As Carroccio recalled, on opening night. there was a scene where Monroe was supposed to utter a line "and then the queen appeared," which would bring the queen on stage. But Monroe was getting the line wrong, and the queen remained in the wings, awaiting the correct cue.
So Monroe improvised. "Finally, he goes "Hey queen, come out!" Carroccio said.
A native of Flint, Michigan, Monroe came to Manchester in 1986 following a career in marketing and advertising at companies including Colgate Palmolive, ADT, and London International/LRC Surety Holdings, where he ended his corporate career as a vice president of sales and marketing.
He and his wife Joyce purchased Wilson's Country Clothiers, which was located where Fortuna's Italian Deli is now on Main Street.
He served on the GNAT-TV board for eight years, hosting the program "Focus." He served as treasurer of Manchester Health Services, and volunteered for the Center for Restorative Justice, Meals on Wheels, Habitat for Humanity, the Dorset Players. He served a year as the Sunderland Zoning Administrator.
He also wrote for this newspaper.
"Patrick was always very accurate" as a reporter for the Manchester Journal, Bell said.
How accurate? "He'd want to insert four-letter words quoting the person who said them," Carroccio said with a laugh. All three recalled the time Monroe wanted to use a very salty quote from a meeting in Dorset as the newspaper's front page quote of the week. (An editor intervened.)
Monroe's time on the Planning Commission came when the late Ben Hauben of Manchester Designer Outlets was purchasing property downtown and proposing retail development. Bell recalled that Monroe instituted a 1,500 square foot requirement for retailers that became known as the "Monroe Doctrine," in an effort to limit the interest of national retailers.
Then there was Katy, a dog belonging to a thru-hiker on the Appalachian Trail. The animal was malnourished and in need of care when it arrived in Manchester, and Monroe took in the animal and brought it back to health. Eventually, Katy would learn tricks, including the ability to carry the day's business deposits into the bank.

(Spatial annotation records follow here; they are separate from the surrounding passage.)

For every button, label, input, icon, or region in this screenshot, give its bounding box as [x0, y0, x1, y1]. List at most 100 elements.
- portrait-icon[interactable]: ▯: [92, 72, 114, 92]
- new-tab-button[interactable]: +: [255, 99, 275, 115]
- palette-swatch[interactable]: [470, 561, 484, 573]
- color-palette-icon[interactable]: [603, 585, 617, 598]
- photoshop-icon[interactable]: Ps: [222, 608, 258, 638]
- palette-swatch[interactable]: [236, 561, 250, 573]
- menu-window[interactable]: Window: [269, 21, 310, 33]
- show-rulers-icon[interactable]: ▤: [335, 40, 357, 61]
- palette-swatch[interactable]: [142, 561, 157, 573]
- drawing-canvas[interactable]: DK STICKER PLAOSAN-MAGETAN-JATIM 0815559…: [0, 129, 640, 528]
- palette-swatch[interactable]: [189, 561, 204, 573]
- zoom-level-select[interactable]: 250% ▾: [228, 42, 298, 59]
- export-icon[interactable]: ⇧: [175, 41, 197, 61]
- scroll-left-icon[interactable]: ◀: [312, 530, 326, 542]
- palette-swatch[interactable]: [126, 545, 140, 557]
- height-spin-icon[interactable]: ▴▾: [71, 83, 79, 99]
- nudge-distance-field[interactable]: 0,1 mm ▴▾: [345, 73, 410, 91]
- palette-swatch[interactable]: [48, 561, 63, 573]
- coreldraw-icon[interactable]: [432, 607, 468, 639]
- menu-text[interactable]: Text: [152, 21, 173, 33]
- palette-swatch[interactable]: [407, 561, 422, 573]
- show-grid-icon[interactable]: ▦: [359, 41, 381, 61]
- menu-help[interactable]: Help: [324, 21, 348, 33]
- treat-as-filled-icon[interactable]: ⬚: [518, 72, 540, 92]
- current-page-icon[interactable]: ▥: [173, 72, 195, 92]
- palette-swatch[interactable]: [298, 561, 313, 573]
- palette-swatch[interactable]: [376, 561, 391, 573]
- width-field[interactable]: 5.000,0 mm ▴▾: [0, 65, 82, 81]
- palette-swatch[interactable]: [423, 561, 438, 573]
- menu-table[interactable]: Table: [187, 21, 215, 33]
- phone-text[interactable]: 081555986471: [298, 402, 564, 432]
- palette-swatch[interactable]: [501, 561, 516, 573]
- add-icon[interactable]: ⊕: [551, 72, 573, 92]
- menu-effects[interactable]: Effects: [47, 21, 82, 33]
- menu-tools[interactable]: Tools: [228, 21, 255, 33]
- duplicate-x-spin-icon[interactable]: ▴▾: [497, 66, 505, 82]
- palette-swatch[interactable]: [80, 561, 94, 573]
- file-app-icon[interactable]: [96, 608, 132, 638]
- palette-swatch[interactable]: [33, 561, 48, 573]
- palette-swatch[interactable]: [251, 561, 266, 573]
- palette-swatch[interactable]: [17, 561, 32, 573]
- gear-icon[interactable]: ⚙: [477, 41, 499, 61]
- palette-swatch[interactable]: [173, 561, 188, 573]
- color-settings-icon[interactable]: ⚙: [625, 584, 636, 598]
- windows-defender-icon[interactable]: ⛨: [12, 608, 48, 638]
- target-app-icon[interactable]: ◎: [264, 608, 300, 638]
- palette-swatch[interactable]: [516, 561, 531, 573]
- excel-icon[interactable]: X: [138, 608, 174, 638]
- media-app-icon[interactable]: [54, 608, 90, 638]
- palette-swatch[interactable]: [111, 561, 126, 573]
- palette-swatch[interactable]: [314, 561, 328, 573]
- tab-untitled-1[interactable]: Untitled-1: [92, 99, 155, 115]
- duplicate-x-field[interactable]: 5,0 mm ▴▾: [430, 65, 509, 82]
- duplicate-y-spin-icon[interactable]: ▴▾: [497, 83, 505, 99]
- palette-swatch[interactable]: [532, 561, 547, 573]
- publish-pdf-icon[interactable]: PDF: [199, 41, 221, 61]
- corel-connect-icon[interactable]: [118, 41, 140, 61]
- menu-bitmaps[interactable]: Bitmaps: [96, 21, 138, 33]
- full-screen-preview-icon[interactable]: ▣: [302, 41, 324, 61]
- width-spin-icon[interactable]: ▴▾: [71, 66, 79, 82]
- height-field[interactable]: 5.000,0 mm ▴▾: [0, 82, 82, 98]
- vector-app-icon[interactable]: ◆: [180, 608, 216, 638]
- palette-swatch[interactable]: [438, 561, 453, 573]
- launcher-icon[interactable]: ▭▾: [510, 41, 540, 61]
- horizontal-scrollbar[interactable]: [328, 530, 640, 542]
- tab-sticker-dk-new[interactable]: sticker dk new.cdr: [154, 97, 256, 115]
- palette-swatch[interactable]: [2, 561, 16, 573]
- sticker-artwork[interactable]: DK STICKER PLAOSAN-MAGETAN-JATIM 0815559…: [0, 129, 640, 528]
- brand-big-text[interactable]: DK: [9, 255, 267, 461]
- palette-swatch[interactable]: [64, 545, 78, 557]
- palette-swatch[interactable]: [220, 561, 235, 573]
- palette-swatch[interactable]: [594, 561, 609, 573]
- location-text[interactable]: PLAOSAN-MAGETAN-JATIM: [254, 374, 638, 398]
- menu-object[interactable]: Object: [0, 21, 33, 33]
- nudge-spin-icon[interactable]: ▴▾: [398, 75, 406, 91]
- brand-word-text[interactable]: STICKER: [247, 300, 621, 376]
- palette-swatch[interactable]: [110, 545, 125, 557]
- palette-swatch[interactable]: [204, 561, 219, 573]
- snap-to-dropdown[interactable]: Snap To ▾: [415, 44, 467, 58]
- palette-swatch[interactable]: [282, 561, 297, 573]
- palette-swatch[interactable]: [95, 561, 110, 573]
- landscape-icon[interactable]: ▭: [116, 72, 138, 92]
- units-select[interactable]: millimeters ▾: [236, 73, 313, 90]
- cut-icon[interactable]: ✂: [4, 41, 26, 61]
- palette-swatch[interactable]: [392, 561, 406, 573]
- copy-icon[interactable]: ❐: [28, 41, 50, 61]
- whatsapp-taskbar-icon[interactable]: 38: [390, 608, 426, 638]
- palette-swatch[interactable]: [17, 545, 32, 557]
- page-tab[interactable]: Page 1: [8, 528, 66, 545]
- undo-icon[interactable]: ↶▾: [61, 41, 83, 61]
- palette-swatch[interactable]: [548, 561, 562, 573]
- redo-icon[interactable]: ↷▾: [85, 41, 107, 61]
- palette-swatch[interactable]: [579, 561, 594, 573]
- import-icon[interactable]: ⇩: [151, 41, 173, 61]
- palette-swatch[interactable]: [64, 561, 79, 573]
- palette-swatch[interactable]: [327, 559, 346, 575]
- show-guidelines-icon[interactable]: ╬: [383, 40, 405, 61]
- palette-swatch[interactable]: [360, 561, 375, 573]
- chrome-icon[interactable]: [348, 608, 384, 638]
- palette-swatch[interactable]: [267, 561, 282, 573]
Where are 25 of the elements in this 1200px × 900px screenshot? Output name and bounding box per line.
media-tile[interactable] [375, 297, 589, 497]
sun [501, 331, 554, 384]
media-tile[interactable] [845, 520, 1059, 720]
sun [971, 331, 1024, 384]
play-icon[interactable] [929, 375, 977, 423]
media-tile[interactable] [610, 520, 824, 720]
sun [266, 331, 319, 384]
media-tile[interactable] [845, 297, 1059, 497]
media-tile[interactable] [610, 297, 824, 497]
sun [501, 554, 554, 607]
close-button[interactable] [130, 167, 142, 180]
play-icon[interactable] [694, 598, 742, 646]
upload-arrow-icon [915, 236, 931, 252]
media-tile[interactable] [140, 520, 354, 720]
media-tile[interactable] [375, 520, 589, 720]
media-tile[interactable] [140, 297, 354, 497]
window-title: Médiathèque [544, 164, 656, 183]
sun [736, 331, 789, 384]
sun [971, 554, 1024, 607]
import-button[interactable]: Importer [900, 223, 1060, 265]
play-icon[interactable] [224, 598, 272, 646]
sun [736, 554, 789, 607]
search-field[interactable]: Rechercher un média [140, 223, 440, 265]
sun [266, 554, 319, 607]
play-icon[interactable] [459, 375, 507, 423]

"Prior to that Patrick was not in any sense a dog person," Bell said. "But he just decided he was going to help this dog, and she was extraordinary."
Monroe is survived by his wife Kathryn L. Fox of Manchester, his daughters Kathleen Monroe of San Francisco and Joyce Abbott of Montgomery, Pennsylvania, his son James Borocz of Redding, Connecticut; a brother Marvin Monroe of Novi, Michigan, sisters Mary Kay O'Neil and Georgia Monroe, and many nieces and nephews. He was predeceased by his sister Hope, and by his wife, Joyce Monroe.
Calling hours and a memorial service are scheduled for Saturday, Jan. 11 at 2 p.m. in the Park House at Dana L. Thompson Memorial Park, under the direction of Brewster-Shea Family Funeral Home.
In lieu of flowers, donations may be made to the Northshire Rescue Squad, the Manchester Fire Department, or GNAT-TV.